Monday, January 05, 2009

Not bad for 91
Diana Athill talks to Kira Cochrane about infidelity, heartache and old age - and the real reason she wants to win the Costa book award

Kira Cochrane, The Guardian, Monday 5 January 2009

Diana Athill at home in London. Photograph: David Levene/Guardian

Diana Athill's life has been full of unexpected twists. There was the broken relationship that led to a brilliant career in publishing, working with some of the world's most esteemed writers, and being regularly described as "the finest editor in London". At the same time she was engaged in a maze of love affairs that saw her cast more than once as "the other woman". And now, at 91, when most people's lives have slowed down considerably, Athill is enjoying perhaps her most exciting and unexpected new chapter - winning huge critical and commercial success as a writer.
Her latest memoir, Somewhere Towards the End, is shortlisted in the biography category for the Costa book awards (formerly the Whitbread); the category winner will be announced tomorrow.
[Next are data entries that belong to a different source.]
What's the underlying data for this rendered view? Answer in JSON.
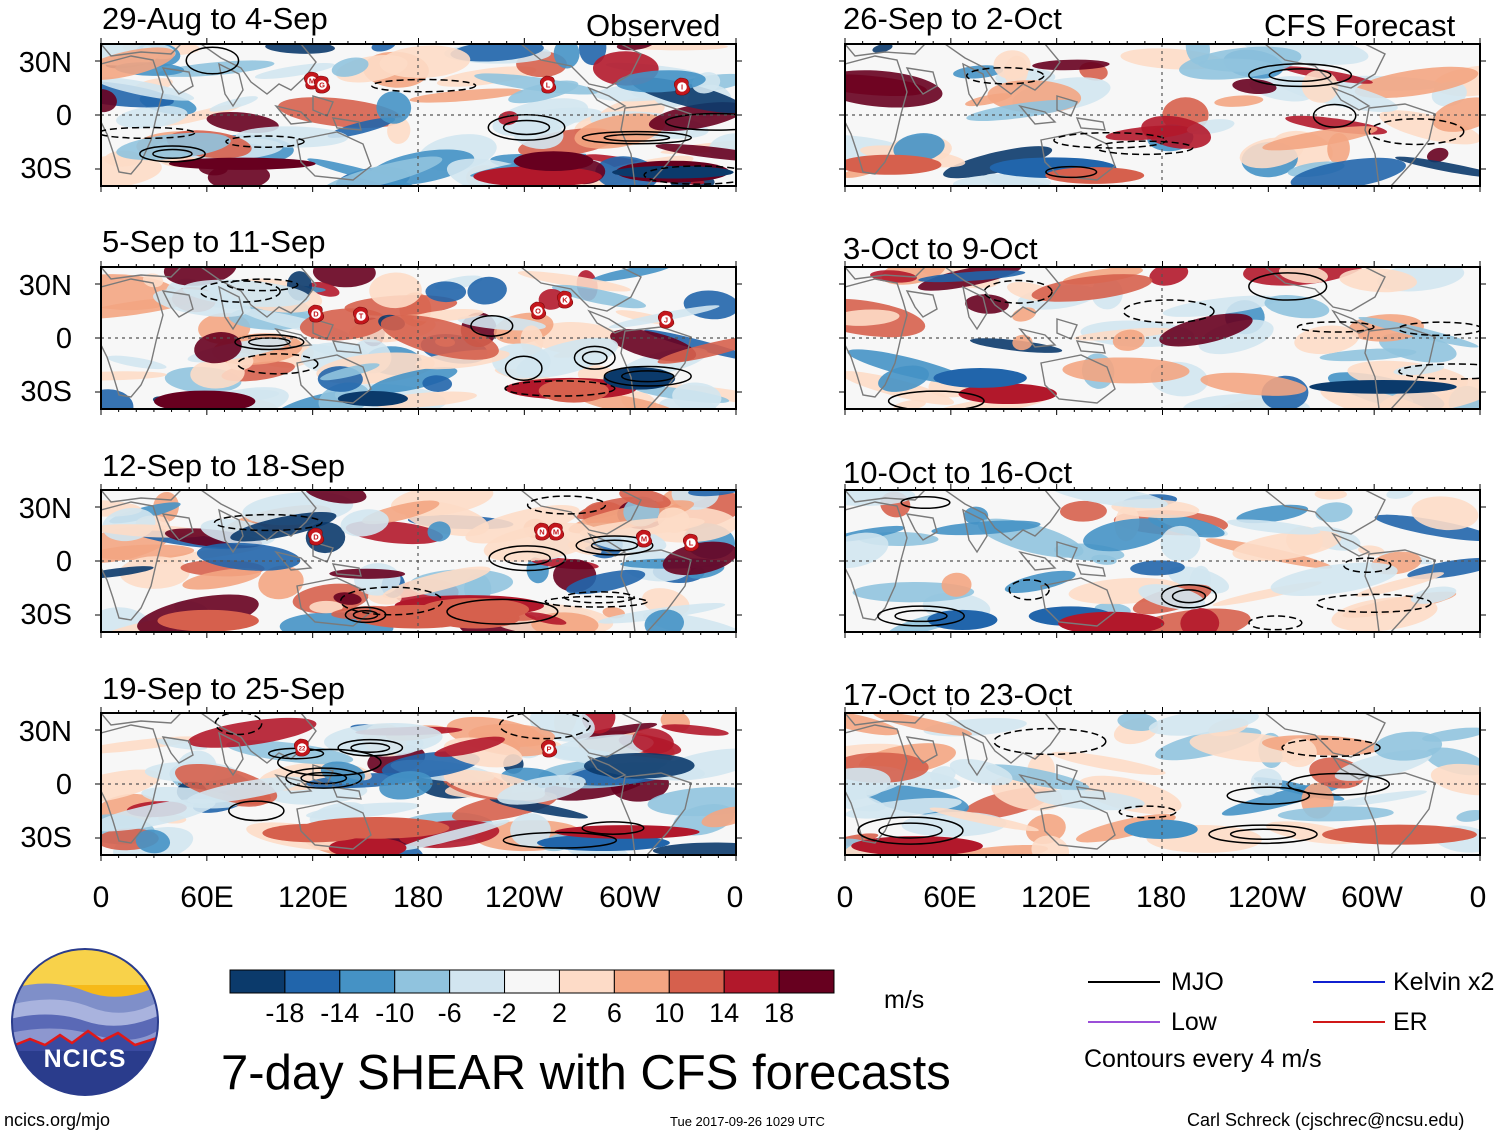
{
  "figure": {
    "main_title": "7-day SHEAR with CFS forecasts",
    "observed_label": "Observed",
    "forecast_label": "CFS Forecast",
    "units": "m/s",
    "contour_note": "Contours every 4 m/s",
    "url": "ncics.org/mjo",
    "timestamp": "Tue 2017-09-26 1029 UTC",
    "credit": "Carl Schreck (cjschrec@ncsu.edu)",
    "logo_text": "NCICS"
  },
  "panels": {
    "observed": [
      {
        "title": "29-Aug to 4-Sep"
      },
      {
        "title": "5-Sep to 11-Sep"
      },
      {
        "title": "12-Sep to 18-Sep"
      },
      {
        "title": "19-Sep to 25-Sep"
      }
    ],
    "forecast": [
      {
        "title": "26-Sep to 2-Oct"
      },
      {
        "title": "3-Oct to 9-Oct"
      },
      {
        "title": "10-Oct to 16-Oct"
      },
      {
        "title": "17-Oct to 23-Oct"
      }
    ]
  },
  "axes": {
    "lat_labels": [
      "30N",
      "0",
      "30S"
    ],
    "lon_labels": [
      "0",
      "60E",
      "120E",
      "180",
      "120W",
      "60W",
      "0"
    ]
  },
  "colorbar": {
    "labels": [
      "-18",
      "-14",
      "-10",
      "-6",
      "-2",
      "2",
      "6",
      "10",
      "14",
      "18"
    ],
    "colors": [
      "#0b3a6b",
      "#2165ab",
      "#4592c5",
      "#90c3de",
      "#d2e5f0",
      "#f7f7f7",
      "#fddbc7",
      "#f3a582",
      "#d6604d",
      "#b2182b",
      "#67001f"
    ]
  },
  "legend": [
    {
      "label": "MJO",
      "color": "#000000",
      "style": "solid"
    },
    {
      "label": "Kelvin x2",
      "color": "#1020d0",
      "style": "solid"
    },
    {
      "label": "Low",
      "color": "#9b4fd8",
      "style": "solid"
    },
    {
      "label": "ER",
      "color": "#d01818",
      "style": "solid"
    }
  ],
  "storm_markers": {
    "panel1": [
      "M",
      "G",
      "L",
      "I"
    ],
    "panel2": [
      "D",
      "T",
      "O",
      "K",
      "J"
    ],
    "panel3": [
      "D",
      "N",
      "M",
      "M",
      "L"
    ],
    "panel4": [
      "22",
      "P"
    ]
  }
}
She says that she is very pleased about the shortlisting, "but I'm not allowing myself to get excited". In her five decades as an editor, Athill recalls having to "sit with authors of mine who had been shortlisted for prizes at those wretched dinners, saying, 'Now, we mustn't hope, we might easily not win', and then seeing their poor faces when in fact they didn't, and they were bravely pinning on a smile." Much better, she suspects, to let your feelings show. Athill is a stickler for directness.